Nevertheless, the second aim – figuring out whether or not adjustments within the correlation may function a predictive measure for annualized returns – was not achieved. The proof means that different components past the earnings–value relationship drive the speed of change in annualized returns, though the 2 collection transfer intently collectively over lengthy horizons.
Key Takeaways
- Earnings and inventory costs transfer intently collectively over lengthy horizons.
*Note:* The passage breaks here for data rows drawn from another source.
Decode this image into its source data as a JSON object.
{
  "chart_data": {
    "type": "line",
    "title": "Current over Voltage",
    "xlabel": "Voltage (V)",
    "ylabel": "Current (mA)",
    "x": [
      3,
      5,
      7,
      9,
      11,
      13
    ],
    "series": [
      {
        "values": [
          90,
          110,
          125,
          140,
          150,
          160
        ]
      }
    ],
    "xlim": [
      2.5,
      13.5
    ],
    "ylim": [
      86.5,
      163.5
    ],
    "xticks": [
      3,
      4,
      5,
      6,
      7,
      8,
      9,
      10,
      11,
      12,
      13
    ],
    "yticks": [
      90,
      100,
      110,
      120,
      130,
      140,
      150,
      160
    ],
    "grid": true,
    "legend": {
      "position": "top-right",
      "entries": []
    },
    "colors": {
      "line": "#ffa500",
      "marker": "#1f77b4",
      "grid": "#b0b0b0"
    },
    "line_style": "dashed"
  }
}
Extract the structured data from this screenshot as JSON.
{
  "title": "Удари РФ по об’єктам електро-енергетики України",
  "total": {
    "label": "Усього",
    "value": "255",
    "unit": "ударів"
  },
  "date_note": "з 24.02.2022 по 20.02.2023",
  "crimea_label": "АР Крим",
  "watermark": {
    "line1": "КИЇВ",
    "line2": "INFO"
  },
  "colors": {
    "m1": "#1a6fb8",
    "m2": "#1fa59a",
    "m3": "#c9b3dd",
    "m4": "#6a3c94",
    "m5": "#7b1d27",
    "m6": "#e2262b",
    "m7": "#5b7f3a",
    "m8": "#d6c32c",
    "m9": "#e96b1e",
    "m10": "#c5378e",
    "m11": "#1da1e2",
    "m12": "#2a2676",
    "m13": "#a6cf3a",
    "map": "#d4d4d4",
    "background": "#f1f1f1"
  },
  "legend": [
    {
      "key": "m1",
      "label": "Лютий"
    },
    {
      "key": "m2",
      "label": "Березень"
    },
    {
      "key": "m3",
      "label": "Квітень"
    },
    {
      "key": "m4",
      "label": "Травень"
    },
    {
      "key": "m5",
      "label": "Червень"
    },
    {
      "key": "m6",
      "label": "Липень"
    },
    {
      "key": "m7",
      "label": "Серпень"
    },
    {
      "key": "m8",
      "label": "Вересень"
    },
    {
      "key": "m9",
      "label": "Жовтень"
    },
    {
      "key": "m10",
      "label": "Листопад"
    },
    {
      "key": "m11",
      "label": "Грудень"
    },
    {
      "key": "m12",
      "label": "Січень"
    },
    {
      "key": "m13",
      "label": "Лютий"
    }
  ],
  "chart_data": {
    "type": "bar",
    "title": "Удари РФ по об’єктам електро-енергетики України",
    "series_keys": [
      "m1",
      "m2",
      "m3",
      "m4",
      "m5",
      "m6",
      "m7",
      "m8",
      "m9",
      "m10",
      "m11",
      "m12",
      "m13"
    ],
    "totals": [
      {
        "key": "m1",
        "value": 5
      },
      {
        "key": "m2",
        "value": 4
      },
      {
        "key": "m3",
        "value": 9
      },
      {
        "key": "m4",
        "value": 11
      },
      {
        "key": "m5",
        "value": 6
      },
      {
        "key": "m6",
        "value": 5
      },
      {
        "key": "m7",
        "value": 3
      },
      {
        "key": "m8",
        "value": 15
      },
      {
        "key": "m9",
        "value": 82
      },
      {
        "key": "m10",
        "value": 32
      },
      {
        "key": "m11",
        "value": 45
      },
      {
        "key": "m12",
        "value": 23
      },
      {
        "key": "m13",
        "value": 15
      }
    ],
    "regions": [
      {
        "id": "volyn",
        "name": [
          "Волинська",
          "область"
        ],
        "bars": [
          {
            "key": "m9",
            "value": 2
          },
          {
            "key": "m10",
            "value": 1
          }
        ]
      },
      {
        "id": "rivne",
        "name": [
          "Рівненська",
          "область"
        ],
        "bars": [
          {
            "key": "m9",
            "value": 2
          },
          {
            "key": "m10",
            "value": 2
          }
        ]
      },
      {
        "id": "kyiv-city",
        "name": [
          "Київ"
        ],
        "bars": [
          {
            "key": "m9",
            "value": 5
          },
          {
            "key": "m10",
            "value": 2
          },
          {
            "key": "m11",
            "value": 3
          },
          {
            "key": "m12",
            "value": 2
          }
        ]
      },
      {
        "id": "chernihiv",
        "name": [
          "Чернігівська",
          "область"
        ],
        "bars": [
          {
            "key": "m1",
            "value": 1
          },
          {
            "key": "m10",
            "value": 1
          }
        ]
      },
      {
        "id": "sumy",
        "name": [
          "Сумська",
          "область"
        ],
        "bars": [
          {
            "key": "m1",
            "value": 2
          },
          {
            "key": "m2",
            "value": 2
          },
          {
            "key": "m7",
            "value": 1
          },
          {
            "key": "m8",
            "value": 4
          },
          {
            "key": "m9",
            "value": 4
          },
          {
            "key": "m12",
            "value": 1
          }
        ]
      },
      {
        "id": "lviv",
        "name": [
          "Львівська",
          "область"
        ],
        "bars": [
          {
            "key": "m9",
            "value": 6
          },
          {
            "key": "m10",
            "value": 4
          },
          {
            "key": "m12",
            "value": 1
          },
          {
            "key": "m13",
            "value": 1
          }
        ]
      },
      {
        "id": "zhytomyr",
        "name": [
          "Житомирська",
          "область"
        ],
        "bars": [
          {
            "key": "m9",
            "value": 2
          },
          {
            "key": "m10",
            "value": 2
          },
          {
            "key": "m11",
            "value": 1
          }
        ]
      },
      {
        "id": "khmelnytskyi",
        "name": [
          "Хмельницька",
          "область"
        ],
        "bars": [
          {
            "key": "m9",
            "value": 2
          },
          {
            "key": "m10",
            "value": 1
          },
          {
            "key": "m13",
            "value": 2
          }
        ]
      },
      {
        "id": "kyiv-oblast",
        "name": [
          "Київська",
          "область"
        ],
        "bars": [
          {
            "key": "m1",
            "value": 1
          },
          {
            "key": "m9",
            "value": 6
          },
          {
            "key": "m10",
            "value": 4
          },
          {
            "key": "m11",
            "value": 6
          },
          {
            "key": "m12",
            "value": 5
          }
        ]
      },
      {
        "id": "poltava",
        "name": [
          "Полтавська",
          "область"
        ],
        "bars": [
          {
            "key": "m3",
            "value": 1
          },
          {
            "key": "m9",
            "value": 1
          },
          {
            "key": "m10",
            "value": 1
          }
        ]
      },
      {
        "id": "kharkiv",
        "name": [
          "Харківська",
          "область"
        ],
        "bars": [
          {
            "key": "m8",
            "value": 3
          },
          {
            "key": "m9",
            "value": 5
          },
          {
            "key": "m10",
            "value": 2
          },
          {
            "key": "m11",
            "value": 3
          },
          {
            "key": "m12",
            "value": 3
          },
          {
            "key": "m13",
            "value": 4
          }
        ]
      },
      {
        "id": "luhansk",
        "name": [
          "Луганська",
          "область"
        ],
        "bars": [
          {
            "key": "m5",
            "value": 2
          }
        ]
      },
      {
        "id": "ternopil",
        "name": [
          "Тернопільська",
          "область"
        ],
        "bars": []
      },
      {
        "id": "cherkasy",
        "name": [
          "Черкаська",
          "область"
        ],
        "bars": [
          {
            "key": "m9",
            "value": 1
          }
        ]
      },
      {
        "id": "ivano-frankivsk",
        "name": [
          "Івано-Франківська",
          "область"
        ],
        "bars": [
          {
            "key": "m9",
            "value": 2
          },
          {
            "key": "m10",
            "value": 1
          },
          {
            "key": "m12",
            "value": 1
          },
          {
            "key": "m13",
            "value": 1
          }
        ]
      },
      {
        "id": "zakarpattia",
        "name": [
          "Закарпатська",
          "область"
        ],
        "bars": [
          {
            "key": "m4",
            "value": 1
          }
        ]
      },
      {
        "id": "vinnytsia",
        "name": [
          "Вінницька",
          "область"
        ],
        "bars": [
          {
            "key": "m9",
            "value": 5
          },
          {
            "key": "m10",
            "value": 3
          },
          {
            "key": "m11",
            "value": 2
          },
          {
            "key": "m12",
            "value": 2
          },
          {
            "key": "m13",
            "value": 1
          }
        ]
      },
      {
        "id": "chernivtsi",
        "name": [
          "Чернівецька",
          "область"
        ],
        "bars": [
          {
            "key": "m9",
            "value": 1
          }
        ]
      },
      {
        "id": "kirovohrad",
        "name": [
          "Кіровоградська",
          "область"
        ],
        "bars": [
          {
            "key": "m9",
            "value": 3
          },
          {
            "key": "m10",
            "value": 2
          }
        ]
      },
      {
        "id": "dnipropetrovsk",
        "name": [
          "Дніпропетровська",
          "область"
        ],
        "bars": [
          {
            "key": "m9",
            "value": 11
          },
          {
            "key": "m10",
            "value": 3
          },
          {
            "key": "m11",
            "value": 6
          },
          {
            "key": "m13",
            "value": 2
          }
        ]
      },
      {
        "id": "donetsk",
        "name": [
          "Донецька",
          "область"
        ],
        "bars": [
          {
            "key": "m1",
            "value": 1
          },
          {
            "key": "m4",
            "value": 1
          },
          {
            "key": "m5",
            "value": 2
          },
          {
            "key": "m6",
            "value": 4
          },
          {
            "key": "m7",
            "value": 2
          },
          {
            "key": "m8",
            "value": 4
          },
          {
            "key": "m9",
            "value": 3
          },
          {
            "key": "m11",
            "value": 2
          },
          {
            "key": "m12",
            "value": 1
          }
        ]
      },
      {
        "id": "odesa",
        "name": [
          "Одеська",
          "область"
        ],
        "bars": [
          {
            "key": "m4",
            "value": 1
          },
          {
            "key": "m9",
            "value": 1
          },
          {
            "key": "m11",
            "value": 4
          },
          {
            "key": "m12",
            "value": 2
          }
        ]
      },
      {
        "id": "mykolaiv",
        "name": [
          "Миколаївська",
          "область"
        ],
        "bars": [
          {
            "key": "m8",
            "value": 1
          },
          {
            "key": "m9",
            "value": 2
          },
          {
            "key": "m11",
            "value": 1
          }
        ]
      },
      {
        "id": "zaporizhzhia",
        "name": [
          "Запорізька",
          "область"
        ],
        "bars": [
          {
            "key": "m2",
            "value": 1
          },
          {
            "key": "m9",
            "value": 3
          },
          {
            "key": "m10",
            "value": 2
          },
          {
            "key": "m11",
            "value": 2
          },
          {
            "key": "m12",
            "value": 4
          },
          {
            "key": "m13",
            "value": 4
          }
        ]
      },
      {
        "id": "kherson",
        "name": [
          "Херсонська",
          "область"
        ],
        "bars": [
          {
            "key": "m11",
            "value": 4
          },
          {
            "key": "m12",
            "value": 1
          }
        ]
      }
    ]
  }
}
Greater than 150 years of Shiller information present a persistently sturdy relationship between the 2 collection.
- Shorter home windows introduce substantial noise. Correlations fluctuate meaningfully over five-, 10-, and 20-year intervals, reflecting wars, inflation shocks, and structural adjustments.
- Correlation power doesn’t indicate predictive energy. Shifts within the earnings–value correlation have little potential to forecast subsequent returns at horizons related to most traders.
- Solely the longest home windows present restricted explanatory energy. Even the 50-year regressions, with an R² of 0.53, provide solely modest perception, whereas shorter horizons fall near zero.
Earnings assist clarify long-term market conduct, however they don’t assist time the market.
The writer is a Registered Funding Advisor consultant of Archer Bay Capital LLC/Built-in Advisors Community – a SEC Registered Funding Adviser. The data contained herein represents Campbell’s unbiased view or analysis and doesn’t symbolize solicitation, promoting, or analysis from Built-in Advisors Community or Archer Bay Capital LLC. It has been obtained from or is predicated upon sources believed to be dependable, however its accuracy and completeness will not be assured. This isn’t meant to be a proposal to purchase, promote, or maintain any securities.